Wealth management is expected to remain a growth area for financial services firms in the region for the foreseeable future, with individual wealth generation outpacing the global average, veteran Hong Kong bankers say.

Last month's World Wealth Report, compiled by Merrill Lynch, predicted that the amount of financial wealth in the Asia-Pacific region will grow by an average of 7.9 per cent from now until 2012, surpassing the global average of 7.7 per cent.

More importantly, it found the population of high-net-worth individuals on the mainland grew by 20.3 per cent last year, fuelled by stock market price increases and initial public offering activities.

It far exceeded the official estimate of 7.8 per cent and was second only to India, which saw its wealthy population grow by 22.7 per cent.

This is good news for Hong Kong's wealth management sector since the city, with a money managing industry that is quickly catching up with mature markets, such as Switzerland, is expected to capitalise on the boom of the affluent.

'I would say we are no more than five or six years away [to catching up]. We are close. In some products, such as deposits, we are even more aggressive,' said Cindy Fu Man-yee, Standard Chartered Bank (Hong Kong) general manager for wealth management.

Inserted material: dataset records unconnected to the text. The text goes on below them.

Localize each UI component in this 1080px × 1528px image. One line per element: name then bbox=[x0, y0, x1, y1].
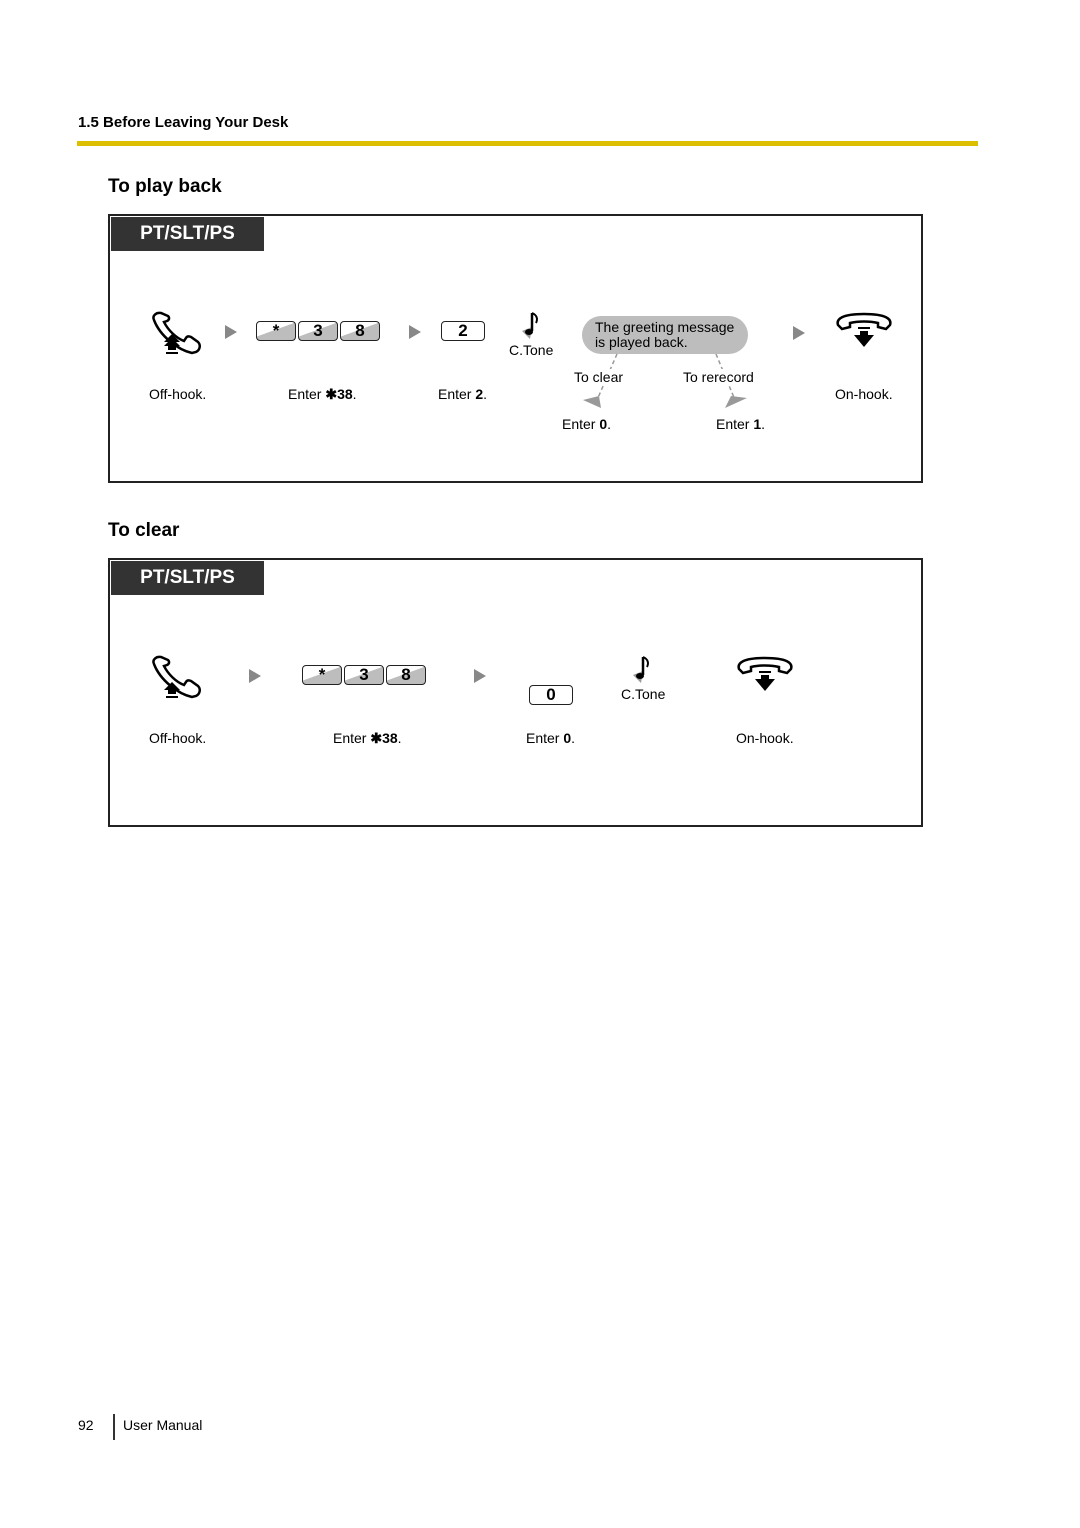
offhook-label: Off-hook. bbox=[149, 386, 207, 402]
step-arrow-icon bbox=[249, 669, 261, 683]
heading-clear: To clear bbox=[108, 520, 180, 541]
footer-separator bbox=[113, 1414, 115, 1440]
step-arrow-icon bbox=[793, 326, 805, 340]
key-0: 0 bbox=[529, 685, 573, 705]
onhook-label: On-hook. bbox=[736, 730, 794, 746]
bubble-line-2: is played back. bbox=[595, 334, 688, 350]
branch-to-clear-label: To clear bbox=[573, 369, 625, 385]
key-2: 2 bbox=[441, 321, 485, 341]
enter-38-label: Enter ✱38. bbox=[288, 386, 357, 402]
greeting-played-bubble: The greeting message is played back. bbox=[582, 316, 748, 354]
keypad-sequence: * 3 8 bbox=[302, 665, 426, 685]
key-3: 3 bbox=[344, 665, 384, 685]
handset-offhook-icon bbox=[152, 311, 201, 355]
branch-to-rerecord-label: To rerecord bbox=[682, 369, 755, 385]
heading-play-back: To play back bbox=[108, 176, 222, 197]
music-note-icon bbox=[633, 656, 649, 683]
bubble-line-1: The greeting message bbox=[595, 319, 735, 335]
step-arrow-icon bbox=[474, 669, 486, 683]
handset-onhook-icon bbox=[737, 656, 793, 691]
header-rule bbox=[77, 141, 978, 146]
enter-0-label: Enter 0. bbox=[562, 416, 612, 432]
procedure-panel-clear: PT/SLT/PS bbox=[108, 558, 923, 827]
onhook-label: On-hook. bbox=[835, 386, 893, 402]
key-star: * bbox=[302, 665, 342, 685]
section-header: 1.5 Before Leaving Your Desk bbox=[78, 114, 289, 131]
step-arrow-icon bbox=[225, 325, 237, 339]
handset-offhook-icon bbox=[152, 655, 201, 699]
key-3: 3 bbox=[298, 321, 338, 341]
footer-doc-title: User Manual bbox=[123, 1417, 203, 1433]
enter-38-label: Enter ✱38. bbox=[333, 730, 402, 746]
music-note-icon bbox=[522, 312, 538, 339]
enter-0-label: Enter 0. bbox=[526, 730, 576, 746]
page-number: 92 bbox=[78, 1417, 94, 1433]
enter-1-label: Enter 1. bbox=[716, 416, 766, 432]
key-8: 8 bbox=[386, 665, 426, 685]
step-arrow-icon bbox=[409, 325, 421, 339]
key-8: 8 bbox=[340, 321, 380, 341]
ctone-label: C.Tone bbox=[621, 686, 666, 702]
device-badge: PT/SLT/PS bbox=[111, 217, 264, 251]
ctone-label: C.Tone bbox=[509, 342, 554, 358]
offhook-label: Off-hook. bbox=[149, 730, 207, 746]
keypad-sequence: * 3 8 bbox=[256, 321, 380, 341]
key-star: * bbox=[256, 321, 296, 341]
enter-2-label: Enter 2. bbox=[438, 386, 488, 402]
device-badge: PT/SLT/PS bbox=[111, 561, 264, 595]
handset-onhook-icon bbox=[836, 312, 892, 347]
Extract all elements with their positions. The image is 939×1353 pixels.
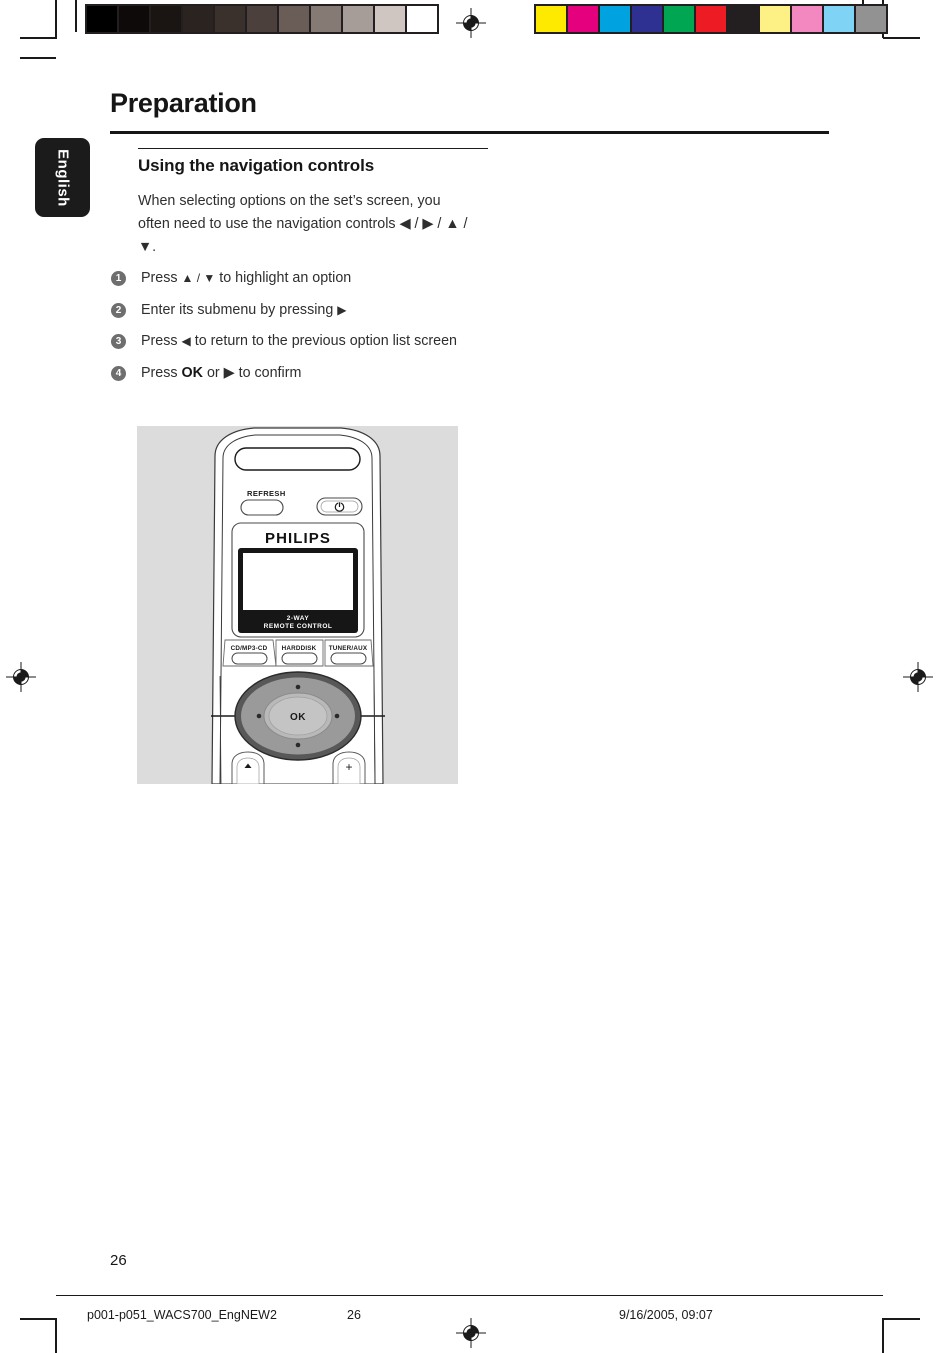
list-item: 1 Press ▲ / ▼ to highlight an option — [111, 268, 471, 289]
footer-file-name: p001-p051_WACS700_EngNEW2 — [87, 1308, 277, 1322]
svg-text:REFRESH: REFRESH — [247, 489, 286, 498]
step-text-after: to highlight an option — [215, 270, 352, 286]
step-text-before: Enter its submenu by pressing — [141, 301, 338, 318]
step-text-before: Press — [141, 364, 182, 381]
crop-mark-bottom-left-horizontal — [20, 1318, 57, 1320]
color-swatch-0 — [536, 6, 566, 32]
registration-target-right-middle — [903, 662, 933, 692]
color-swatch-1 — [566, 6, 598, 32]
grayscale-swatch-1 — [117, 6, 149, 32]
svg-text:HARDDISK: HARDDISK — [282, 645, 317, 652]
grayscale-swatch-6 — [277, 6, 309, 32]
step-text-after: to return to the previous option list sc… — [190, 333, 457, 349]
color-swatch-8 — [790, 6, 822, 32]
svg-text:PHILIPS: PHILIPS — [265, 530, 331, 547]
crop-mark-top-left-vertical — [55, 0, 57, 38]
crop-mark-bottom-right-vertical — [882, 1318, 884, 1353]
grayscale-swatch-5 — [245, 6, 277, 32]
grayscale-swatch-8 — [341, 6, 373, 32]
list-item: 4 Press OK or ▶ to confirm — [111, 363, 471, 384]
language-tab-label: English — [54, 148, 71, 207]
svg-text:REMOTE CONTROL: REMOTE CONTROL — [264, 623, 333, 630]
step-number: 4 — [111, 365, 126, 381]
svg-text:TUNER/AUX: TUNER/AUX — [329, 645, 368, 652]
color-calibration-strip — [534, 4, 888, 34]
svg-text:2-WAY: 2-WAY — [287, 615, 310, 622]
step-glyphs: ◀ — [181, 334, 191, 348]
grayscale-swatch-9 — [373, 6, 405, 32]
registration-target-bottom-center — [456, 1318, 486, 1348]
grayscale-swatch-0 — [87, 6, 117, 32]
step-text-after: or ▶ to confirm — [202, 364, 302, 381]
grayscale-swatch-3 — [181, 6, 213, 32]
crop-mark-top-left-vertical2 — [75, 0, 77, 32]
color-swatch-4 — [662, 6, 694, 32]
step-text-before: Press — [141, 333, 182, 349]
section-divider — [138, 148, 488, 149]
svg-text:+: + — [345, 760, 352, 774]
grayscale-swatch-2 — [149, 6, 181, 32]
color-swatch-6 — [726, 6, 758, 32]
step-number: 1 — [111, 271, 126, 286]
crop-mark-top-left-horizontal — [20, 37, 57, 39]
crop-mark-top-left-horizontal2 — [20, 57, 56, 59]
language-tab-english: English — [35, 138, 90, 217]
page-number: 26 — [110, 1252, 127, 1269]
grayscale-swatch-4 — [213, 6, 245, 32]
step-text-before: Press — [141, 270, 182, 286]
footer-divider — [56, 1295, 883, 1296]
intro-paragraph: When selecting options on the set’s scre… — [138, 193, 468, 255]
title-divider — [110, 131, 829, 134]
color-swatch-5 — [694, 6, 726, 32]
footer-date-time: 9/16/2005, 09:07 — [619, 1308, 713, 1322]
crop-mark-bottom-left-vertical — [55, 1318, 57, 1353]
remote-control-illustration: REFRESH PHILIPS 2-WAY REMOTE CONTROL CD/… — [137, 426, 458, 784]
step-number: 2 — [111, 302, 126, 318]
grayscale-swatch-7 — [309, 6, 341, 32]
list-item: 3 Press ◀ to return to the previous opti… — [111, 331, 471, 352]
page-title: Preparation — [110, 88, 257, 118]
registration-target-top-center — [456, 8, 486, 38]
color-swatch-2 — [598, 6, 630, 32]
svg-text:OK: OK — [290, 712, 306, 723]
grayscale-swatch-10 — [405, 6, 437, 32]
svg-text:CD/MP3-CD: CD/MP3-CD — [231, 645, 268, 652]
step-list: 1 Press ▲ / ▼ to highlight an option 2 E… — [111, 268, 471, 394]
color-swatch-7 — [758, 6, 790, 32]
step-glyphs: ▲ / ▼ — [181, 271, 216, 285]
step-number: 3 — [111, 334, 126, 349]
color-swatch-3 — [630, 6, 662, 32]
list-item: 2 Enter its submenu by pressing ▶ — [111, 300, 471, 321]
color-swatch-9 — [822, 6, 854, 32]
registration-target-left-middle — [6, 662, 36, 692]
grayscale-calibration-strip — [85, 4, 439, 34]
step-glyphs: OK — [181, 364, 203, 381]
crop-mark-top-right-horizontal — [883, 37, 920, 39]
step-glyphs: ▶ — [337, 302, 347, 317]
section-heading: Using the navigation controls — [138, 156, 375, 175]
crop-mark-bottom-right-horizontal — [883, 1318, 920, 1320]
footer-page-number: 26 — [347, 1308, 361, 1322]
color-swatch-10 — [854, 6, 886, 32]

Whereas just a decade ago, the primary form of investment activity was the direct purchase of properties and a handful of stocks, retail investors were now far more sophisticated and were beginning to consider longer-term options, such as insurance, as a pillar of the wealth management process, she said. However, she expects Hong Kong's wealth management sector to develop differently from the well-trodden paths of other countries.

Traits that would probably set Hong Kong investors apart from those in other parts of the developed financial world were propensities towards shorter-term trading and risk taking, she said.

Ms Fu also expects the range of financial products for investors to continue to grow in the near future. This will mean a greater number of products in the existing categories available to the public, from plain vanilla mutual funds to more exotic types of deposit products, and those not yet available.

Of the more exotic types, she predicts that private equity funds, which invest in companies that are not traded on stock exchanges, will be allowed to be sold to the investing public in the near future, as the market becomes more educated.

Ms Fu added that more retail hedge funds, which employed higher-risk strategies such as arbitrage and short selling, would be available.

She expects the wealth management sector in Hong Kong to continue to grow steadily for at least the next 10 years, leveraging on the faster-than-average pace of economic expansion in Asia compared with the rest of the world.

Figures compiled by accounting firm KPMG showed the proportion of operating income generated by institutions authorised by the Hong Kong Monetary Authority from fee or non-interest sources, such as the sale of investment funds, had climbed from 30.6 per cent in 2001, to 46.7 per cent in 2006 - the most recent year for which the numbers were available.

William Leung Wing-cheung, general manager for personal financial services and wealth management at Hang Seng Bank, said the best that could be hoped for, for traditional banking services which comprise products such as mortgages, credit cards and personal loans, was to maintain their market share and profit contribution.

He said that cut-throat competition had slashed profit margins for these traditional personal banking products and this would continue to heat up year after year.

'What we are hoping to depend on to deliver phenomenal growth is wealth management. [It is] the future of the business,' Mr Leung said.

He said last year Hang Seng Bank doubled its profit from wealth management. However, because traditional banking services did not grow as quickly, personal financial services as a segment only grew by 42 per cent.

He said for banks to take advantage of this growth area they would have to meet three challenges. The first was they must be able to acquire customers who had the means to invest. When they had this, they needed to ensure their sales and distribution networks were well trained. And banks must have the product range for customers to choose from.

He noted that for Hang Seng Bank, the move from traditional banking business was evolutionary. The first steps towards what was wealth management took place in 2002, with the sale of the bank's first guaranteed funds.

Mr Leung expects insurance products, which are longer-term, to be more important this year as a result of market volatility.

An added benefit to selling insurance products is its 'stickiness', defined as the ability for any product to keep the customer with the bank.

Unlike mortgages, where people in Hong Kong easily switched to another bank after two years, policies lapsed if the holder stopped paying the premiums, he said.